عنوان مقاله [English]
Recent development in Extended Finite Element Method (XFEM) opened new avenues thorough crack propagation problems. However, it ability to predict crack path in micro scale medium of a real porous rock is questionable. In this work, we compare two strategies and introduce one as the best strategy to use the XFEM for such a purpose in Abaqus Software. We demonstrate our claim by comparing numerical results with analytical solution and experimental test.
Crack growth has always been one of the major challenges in the rock mechanics. Although pores, joints and fractures are the most critical structures controlling cracks initiation and propagation, their spatial distribution and geometrical effects are not still well-understood. In this study, we aim to numerically model the crack growth in a real porous rock.
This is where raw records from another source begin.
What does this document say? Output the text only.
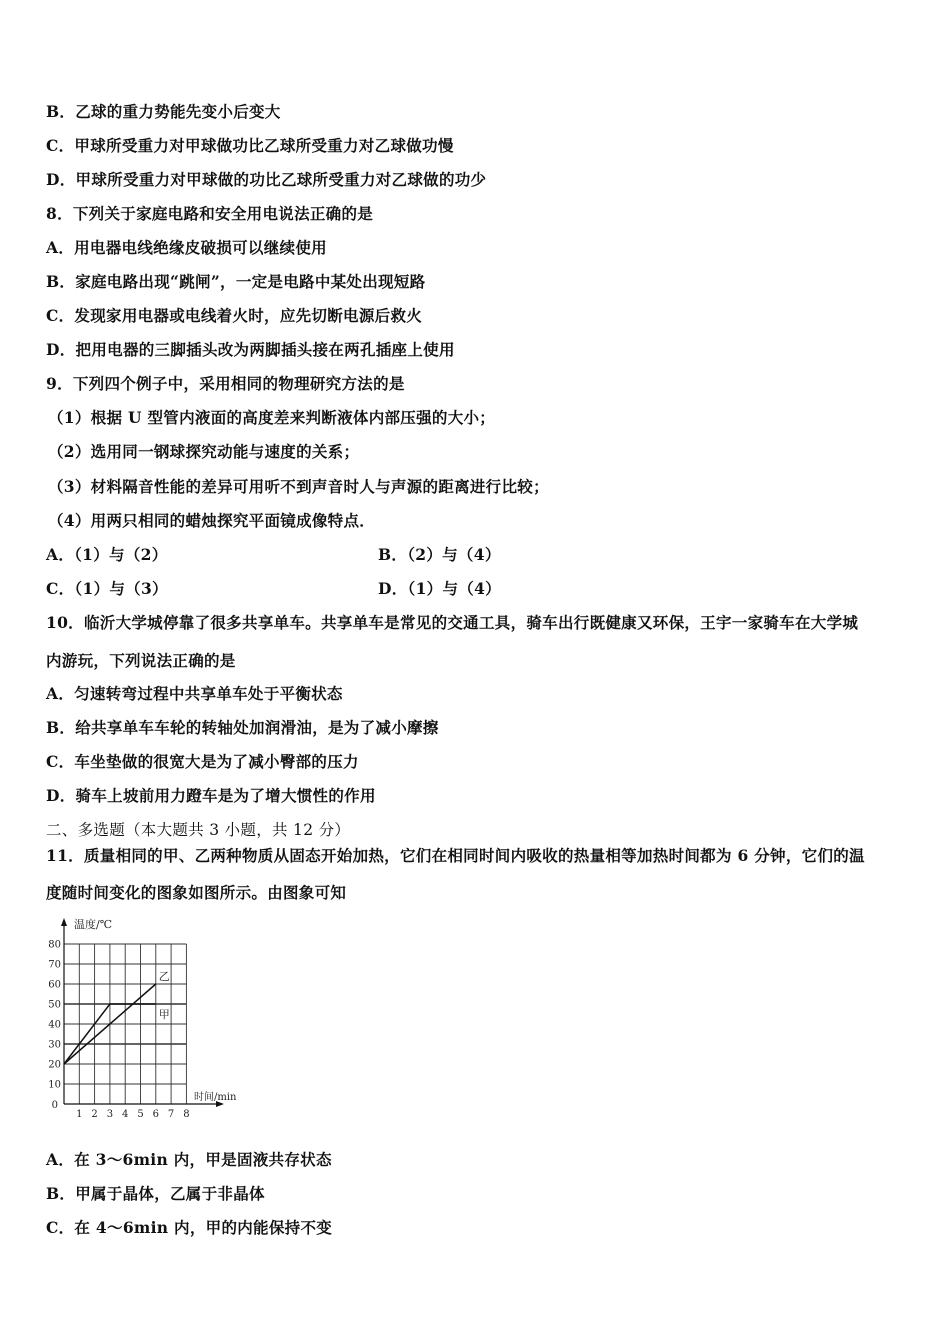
B．乙球的重力势能先变小后变大
C．甲球所受重力对甲球做功比乙球所受重力对乙球做功慢
D．甲球所受重力对甲球做的功比乙球所受重力对乙球做的功少
8．下列关于家庭电路和安全用电说法正确的是
A．用电器电线绝缘皮破损可以继续使用
B．家庭电路出现“跳闸”，一定是电路中某处出现短路
C．发现家用电器或电线着火时，应先切断电源后救火
D．把用电器的三脚插头改为两脚插头接在两孔插座上使用
9．下列四个例子中，采用相同的物理研究方法的是
（1）根据 U 型管内液面的高度差来判断液体内部压强的大小；
（2）选用同一钢球探究动能与速度的关系；
（3）材料隔音性能的差异可用听不到声音时人与声源的距离进行比较；
（4）用两只相同的蜡烛探究平面镜成像特点．
A．（1）与（2）	B．（2）与（4）
C．（1）与（3）	D．（1）与（4）
10．临沂大学城停靠了很多共享单车。共享单车是常见的交通工具，骑车出行既健康又环保，王宇一家骑车在大学城
内游玩，下列说法正确的是
A．匀速转弯过程中共享单车处于平衡状态
B．给共享单车车轮的转轴处加润滑油，是为了减小摩擦
C．车坐垫做的很宽大是为了减小臀部的压力
D．骑车上坡前用力蹬车是为了增大惯性的作用
二、多选题（本大题共 3 小题，共 12 分）
11．质量相同的甲、乙两种物质从固态开始加热，它们在相同时间内吸收的热量相等加热时间都为 6 分钟，它们的温
度随时间变化的图象如图所示。由图象可知
1 2 3 4 5 6 7 8
10
20
30
40
50
60
70
80
0
甲
乙
温度/℃
时间/min
A．在 3～6min 内，甲是固液共存状态
B．甲属于晶体，乙属于非晶体
C．在 4～6min 内，甲的内能保持不变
Methodology and Approaches
We use the extended finite element method (XFEM), which has recently attracted more attentions due to its ability to estimate the discontinuous deformation field by using special shape functions. Since direct use of the XFEM does not lead to an accurate result, two different strategies are considered for applying the XFEM on a porous model to simulate the crack propagation.
Results and Conclusions
Our results showed that applying several different partitions and enrich them individually lead more logical results than to allocate reduced elastic modulus to porosity. We used this strategy to evaluate the XFEM both analytically and experimentally as a possible numerical solution. Thus, two simple models were constructed, both numerically and experimentally (Granite): i. a sample with one void and one crack, and ii. a sample with two voids and one crack between them. Analytical solutions for the stress intensity factor revealed that the XFEM modeling can compute this parameter with an error less than 5%. On the other hand, experimental results showed that the XFEM with partitioning strategy can predict the correct crack growth path comparative to the experimental results. Accordingly, digital images of Berea sandstone were used as a real reservoir rock and, then, this method was implemented to simulate multi-crack propagation through the exact medium of rock.